Мери зажмурилась. Одними губами позвала: «Сенька-а…» – и снова словно наяву увидела его. Когда-то они с Диной, смеясь, называли ее двоюродного таборного брата Демоном: настолько явным было сходство Сеньки с героем нашумевшей в столице картины Врубеля. Прошло больше двух лет, прежде чем Мери с Сенькой встретились снова в таборе, и девушка едва узнала того застенчивого, краснеющего до ушей от насмешек Дины таборного мальчишку в высоком, сумрачном, сильном парне с огромными, упорными глазами, в которых, как ни всматривайся, не разглядеть зрачка. За это время Сенька успел побывать на войне, повоевать за красных и за белых и вернуться к деду в табор. От войны у Семена остались шрам на лице после удара кавалерийской шашкой, раненое плечо, нывшее к непогоде, дорогая полковничья шинель, которую Сенька носил в жару и в холод, да привычка молчать днем и ночью, пугавшая деда и бабку – самых близких людей, воспитавших его после смерти родителей. О годах, прошедших на войне, он никому не рассказывал. И, наверное, цыгане удивились бы, узнав о той холодной лунной ночи, когда они вдвоем, Мери и Сенька, просидели почти до утра у потухающего костра. Никакого уговора между ними не было. Просто Мери той ночью увидела во сне мать, проснулась в слезах, поняла, что больше ей не заснуть, – и выбралась из шатра. И сразу же наткнулась на взгляд Семена, сидящего у гаснущих углей. И почему-то совсем не удивилась, когда он накинул ей на плечи свою шинель, подбросил веток в огонь и снова сел напротив.

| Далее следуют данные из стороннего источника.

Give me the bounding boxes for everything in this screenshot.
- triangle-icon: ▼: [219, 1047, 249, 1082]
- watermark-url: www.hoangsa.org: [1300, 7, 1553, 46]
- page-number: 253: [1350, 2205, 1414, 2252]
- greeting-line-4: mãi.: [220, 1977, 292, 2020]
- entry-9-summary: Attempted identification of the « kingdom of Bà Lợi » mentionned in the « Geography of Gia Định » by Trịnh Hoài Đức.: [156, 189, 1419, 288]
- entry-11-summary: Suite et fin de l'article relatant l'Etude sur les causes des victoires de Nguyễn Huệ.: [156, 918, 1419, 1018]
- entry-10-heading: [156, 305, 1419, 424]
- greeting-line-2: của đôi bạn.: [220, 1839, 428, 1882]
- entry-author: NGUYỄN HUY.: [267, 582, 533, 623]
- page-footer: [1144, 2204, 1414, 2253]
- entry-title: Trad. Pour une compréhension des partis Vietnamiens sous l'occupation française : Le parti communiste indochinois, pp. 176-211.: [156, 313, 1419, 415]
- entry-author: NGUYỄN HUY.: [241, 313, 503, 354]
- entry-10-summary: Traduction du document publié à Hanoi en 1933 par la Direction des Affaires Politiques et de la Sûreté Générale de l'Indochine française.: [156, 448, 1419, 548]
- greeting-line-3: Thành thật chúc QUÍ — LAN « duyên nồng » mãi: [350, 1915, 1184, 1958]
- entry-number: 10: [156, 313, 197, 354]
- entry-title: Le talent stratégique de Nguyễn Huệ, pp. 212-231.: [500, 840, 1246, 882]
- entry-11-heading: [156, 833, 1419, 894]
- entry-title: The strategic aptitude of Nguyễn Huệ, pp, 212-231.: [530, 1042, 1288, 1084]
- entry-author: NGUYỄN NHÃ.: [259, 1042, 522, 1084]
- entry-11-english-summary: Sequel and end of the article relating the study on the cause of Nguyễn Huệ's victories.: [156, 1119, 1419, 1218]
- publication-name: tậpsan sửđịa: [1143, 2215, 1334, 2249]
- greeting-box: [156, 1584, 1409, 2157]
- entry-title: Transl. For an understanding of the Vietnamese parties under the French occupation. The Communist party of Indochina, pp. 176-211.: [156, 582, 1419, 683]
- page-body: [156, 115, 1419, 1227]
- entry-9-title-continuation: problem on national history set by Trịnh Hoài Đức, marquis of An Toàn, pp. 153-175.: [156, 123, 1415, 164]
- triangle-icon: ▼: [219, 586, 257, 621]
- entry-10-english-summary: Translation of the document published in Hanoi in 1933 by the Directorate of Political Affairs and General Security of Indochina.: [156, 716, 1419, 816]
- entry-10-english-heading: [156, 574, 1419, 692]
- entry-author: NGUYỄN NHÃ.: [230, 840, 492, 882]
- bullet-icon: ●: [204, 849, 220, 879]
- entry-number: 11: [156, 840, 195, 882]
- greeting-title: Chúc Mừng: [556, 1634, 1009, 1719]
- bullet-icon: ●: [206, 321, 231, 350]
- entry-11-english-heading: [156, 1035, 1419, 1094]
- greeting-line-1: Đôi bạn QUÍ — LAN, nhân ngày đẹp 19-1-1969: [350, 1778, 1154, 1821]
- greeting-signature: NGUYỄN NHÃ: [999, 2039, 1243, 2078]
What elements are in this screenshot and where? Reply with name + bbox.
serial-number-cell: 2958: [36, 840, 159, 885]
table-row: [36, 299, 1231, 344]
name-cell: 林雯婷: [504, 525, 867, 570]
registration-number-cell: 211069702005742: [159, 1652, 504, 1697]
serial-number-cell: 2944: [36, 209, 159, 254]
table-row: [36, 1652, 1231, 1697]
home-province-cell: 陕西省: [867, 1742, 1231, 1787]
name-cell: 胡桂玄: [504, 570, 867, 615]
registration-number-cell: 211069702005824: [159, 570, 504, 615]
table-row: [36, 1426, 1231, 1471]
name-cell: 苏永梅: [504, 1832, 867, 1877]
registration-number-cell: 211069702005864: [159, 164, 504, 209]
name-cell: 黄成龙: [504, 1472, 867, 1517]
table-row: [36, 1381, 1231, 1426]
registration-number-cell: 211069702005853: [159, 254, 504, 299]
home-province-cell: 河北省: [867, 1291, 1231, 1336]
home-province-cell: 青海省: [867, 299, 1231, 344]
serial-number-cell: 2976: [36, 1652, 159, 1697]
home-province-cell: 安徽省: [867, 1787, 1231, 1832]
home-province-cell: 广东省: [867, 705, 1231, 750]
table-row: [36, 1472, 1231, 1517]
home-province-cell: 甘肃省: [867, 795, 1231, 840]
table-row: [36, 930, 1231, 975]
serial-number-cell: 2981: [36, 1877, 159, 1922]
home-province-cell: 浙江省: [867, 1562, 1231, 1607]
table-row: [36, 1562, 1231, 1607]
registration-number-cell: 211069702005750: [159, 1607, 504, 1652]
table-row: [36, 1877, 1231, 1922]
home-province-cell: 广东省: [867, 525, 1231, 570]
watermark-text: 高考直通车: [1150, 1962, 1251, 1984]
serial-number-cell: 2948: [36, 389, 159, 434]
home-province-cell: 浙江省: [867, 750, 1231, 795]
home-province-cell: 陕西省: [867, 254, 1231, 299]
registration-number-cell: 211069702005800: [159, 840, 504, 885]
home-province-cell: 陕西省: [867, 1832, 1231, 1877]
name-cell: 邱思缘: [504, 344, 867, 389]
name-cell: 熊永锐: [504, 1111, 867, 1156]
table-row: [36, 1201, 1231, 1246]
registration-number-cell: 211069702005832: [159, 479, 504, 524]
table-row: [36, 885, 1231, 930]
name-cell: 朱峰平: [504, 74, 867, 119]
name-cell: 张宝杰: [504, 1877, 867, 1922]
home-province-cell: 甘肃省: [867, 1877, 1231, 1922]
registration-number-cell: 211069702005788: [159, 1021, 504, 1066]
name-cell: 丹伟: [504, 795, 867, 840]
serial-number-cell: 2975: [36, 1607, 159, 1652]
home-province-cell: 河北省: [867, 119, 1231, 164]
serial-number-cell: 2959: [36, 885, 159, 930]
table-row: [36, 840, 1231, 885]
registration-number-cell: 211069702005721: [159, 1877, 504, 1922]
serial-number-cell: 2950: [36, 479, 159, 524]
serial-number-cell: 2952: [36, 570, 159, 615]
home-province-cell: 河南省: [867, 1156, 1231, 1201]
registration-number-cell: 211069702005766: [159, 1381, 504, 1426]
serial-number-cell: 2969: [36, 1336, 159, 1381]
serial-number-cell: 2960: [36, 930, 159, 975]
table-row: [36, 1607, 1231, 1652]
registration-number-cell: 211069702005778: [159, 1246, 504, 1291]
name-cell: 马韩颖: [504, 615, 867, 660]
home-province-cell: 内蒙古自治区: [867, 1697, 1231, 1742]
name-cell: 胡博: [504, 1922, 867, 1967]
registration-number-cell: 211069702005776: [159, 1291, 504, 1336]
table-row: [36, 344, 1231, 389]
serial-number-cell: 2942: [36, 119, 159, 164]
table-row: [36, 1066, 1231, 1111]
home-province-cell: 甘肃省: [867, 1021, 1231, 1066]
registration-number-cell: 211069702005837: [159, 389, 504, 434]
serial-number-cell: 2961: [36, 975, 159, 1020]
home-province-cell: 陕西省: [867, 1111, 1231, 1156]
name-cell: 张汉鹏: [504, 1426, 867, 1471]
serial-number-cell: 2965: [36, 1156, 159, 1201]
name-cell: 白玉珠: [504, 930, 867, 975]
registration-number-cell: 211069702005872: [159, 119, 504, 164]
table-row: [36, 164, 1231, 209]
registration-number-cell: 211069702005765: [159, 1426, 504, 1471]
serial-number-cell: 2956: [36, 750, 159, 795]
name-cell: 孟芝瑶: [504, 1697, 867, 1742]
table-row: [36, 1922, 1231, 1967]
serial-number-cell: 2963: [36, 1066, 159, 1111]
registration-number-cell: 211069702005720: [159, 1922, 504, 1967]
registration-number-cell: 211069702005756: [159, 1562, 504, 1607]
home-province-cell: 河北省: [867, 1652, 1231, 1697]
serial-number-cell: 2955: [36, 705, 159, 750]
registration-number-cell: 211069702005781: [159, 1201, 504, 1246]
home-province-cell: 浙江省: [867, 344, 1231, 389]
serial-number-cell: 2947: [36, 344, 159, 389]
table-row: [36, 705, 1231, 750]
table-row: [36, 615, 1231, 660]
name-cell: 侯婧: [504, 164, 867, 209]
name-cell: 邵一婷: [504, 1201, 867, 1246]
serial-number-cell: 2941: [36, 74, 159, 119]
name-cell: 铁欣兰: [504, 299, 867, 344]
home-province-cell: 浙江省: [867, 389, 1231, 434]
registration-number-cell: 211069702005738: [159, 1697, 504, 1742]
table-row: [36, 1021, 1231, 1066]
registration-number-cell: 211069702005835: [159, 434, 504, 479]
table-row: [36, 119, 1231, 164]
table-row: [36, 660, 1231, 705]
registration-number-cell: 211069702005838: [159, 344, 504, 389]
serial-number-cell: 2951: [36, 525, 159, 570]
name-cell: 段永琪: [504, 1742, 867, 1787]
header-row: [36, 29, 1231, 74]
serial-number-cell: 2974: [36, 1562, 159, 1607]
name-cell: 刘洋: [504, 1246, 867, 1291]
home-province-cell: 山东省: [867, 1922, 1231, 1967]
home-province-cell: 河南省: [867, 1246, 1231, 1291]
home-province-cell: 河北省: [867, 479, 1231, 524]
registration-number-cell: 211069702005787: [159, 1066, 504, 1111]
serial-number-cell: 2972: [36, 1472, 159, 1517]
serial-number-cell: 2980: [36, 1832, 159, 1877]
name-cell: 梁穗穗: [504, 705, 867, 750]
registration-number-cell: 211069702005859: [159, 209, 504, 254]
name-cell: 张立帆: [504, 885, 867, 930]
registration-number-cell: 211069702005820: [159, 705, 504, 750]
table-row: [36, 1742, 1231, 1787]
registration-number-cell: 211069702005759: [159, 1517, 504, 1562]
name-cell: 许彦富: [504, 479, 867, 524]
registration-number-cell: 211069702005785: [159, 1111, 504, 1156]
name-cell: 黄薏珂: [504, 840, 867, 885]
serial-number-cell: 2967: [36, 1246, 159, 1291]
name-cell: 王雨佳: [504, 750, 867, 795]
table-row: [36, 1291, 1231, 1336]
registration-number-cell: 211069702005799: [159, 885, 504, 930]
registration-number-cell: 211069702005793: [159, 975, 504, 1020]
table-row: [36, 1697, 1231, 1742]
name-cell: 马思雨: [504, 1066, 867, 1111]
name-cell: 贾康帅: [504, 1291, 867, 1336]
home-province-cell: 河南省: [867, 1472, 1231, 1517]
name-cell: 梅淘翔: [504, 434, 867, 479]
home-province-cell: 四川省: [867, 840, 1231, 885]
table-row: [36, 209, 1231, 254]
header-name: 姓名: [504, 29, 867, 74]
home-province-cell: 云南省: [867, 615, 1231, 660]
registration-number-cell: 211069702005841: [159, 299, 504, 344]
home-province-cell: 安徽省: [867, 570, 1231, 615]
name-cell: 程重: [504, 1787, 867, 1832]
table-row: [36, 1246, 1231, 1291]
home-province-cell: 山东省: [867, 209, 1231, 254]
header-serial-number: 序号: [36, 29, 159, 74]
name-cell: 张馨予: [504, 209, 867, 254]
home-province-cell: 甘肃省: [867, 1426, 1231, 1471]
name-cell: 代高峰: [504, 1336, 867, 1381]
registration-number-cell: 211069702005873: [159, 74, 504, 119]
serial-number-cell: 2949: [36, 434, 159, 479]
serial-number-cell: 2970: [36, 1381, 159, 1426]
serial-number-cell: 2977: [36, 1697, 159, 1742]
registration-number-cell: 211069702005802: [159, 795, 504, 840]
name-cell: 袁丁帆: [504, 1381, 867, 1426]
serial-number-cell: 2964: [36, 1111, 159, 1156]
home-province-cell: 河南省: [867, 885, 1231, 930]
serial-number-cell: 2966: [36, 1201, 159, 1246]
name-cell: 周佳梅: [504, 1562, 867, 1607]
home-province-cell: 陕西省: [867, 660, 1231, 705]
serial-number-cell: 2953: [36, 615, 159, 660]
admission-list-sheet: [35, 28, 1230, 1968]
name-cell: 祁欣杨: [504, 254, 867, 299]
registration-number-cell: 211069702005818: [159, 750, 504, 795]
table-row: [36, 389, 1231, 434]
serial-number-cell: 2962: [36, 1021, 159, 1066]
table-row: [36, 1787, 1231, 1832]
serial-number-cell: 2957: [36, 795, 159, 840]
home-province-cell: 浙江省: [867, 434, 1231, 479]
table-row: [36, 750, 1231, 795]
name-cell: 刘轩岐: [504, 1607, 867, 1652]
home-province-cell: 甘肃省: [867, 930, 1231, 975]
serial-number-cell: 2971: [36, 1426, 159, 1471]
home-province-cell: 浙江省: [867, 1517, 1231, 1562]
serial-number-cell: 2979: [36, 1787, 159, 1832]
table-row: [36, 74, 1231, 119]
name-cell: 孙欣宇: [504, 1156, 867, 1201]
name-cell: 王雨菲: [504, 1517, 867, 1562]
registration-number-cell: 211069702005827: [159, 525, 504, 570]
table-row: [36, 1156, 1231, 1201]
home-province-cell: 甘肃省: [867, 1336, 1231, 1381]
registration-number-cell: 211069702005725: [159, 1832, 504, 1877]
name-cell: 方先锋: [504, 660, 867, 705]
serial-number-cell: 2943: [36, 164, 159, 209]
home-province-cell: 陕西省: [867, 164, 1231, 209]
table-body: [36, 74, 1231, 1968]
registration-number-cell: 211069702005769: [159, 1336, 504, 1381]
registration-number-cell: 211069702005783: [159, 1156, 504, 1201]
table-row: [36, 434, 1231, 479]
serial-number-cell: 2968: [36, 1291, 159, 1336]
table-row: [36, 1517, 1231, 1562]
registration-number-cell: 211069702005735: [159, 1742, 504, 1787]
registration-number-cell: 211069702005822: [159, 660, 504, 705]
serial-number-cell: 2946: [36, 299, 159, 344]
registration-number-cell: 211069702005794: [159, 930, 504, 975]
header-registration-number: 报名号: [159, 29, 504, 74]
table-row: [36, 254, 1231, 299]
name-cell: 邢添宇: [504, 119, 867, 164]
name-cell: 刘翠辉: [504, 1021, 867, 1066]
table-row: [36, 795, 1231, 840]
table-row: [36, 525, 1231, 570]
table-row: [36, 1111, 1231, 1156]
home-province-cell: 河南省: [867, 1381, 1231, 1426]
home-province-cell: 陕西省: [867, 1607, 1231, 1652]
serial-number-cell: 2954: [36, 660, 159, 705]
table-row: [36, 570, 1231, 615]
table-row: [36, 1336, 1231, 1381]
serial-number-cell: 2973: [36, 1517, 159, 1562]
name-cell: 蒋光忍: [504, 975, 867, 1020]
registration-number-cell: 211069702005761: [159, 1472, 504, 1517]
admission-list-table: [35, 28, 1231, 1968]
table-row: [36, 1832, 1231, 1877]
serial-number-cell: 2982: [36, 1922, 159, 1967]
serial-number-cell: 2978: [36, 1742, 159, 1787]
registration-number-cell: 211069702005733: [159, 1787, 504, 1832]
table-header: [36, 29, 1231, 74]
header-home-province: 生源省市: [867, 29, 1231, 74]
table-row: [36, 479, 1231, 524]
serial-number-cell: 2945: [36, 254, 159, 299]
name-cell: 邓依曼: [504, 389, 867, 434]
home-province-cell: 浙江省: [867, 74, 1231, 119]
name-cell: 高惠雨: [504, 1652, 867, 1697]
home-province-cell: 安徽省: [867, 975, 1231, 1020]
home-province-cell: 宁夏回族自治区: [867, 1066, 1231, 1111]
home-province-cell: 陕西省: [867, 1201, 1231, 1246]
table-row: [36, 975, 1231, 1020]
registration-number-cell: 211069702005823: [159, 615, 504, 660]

Всю ночь их разделял костер – то умирающий до ленивых, малиновых головешек, то вскидывающийся чуть не в самое небо после очередной брошенной на угли охапки хвороста. Всю ночь Сенька рассказывал о своей войне, не поднимая глаз от языков огня, а она, Мери, молча, боясь пошевелиться, слушала. Слушала, не замечая, как снова бегут по лицу слезы, не зная, что ответить на вопросы цыганского парня, случайно попавшего на не нужную ему войну.

«Чаери[23], ты же ученая, гимназию кончала… Объясни, для чего это вам сдалось? Сами-то знаете? Я вот за два года так и не понял ничего».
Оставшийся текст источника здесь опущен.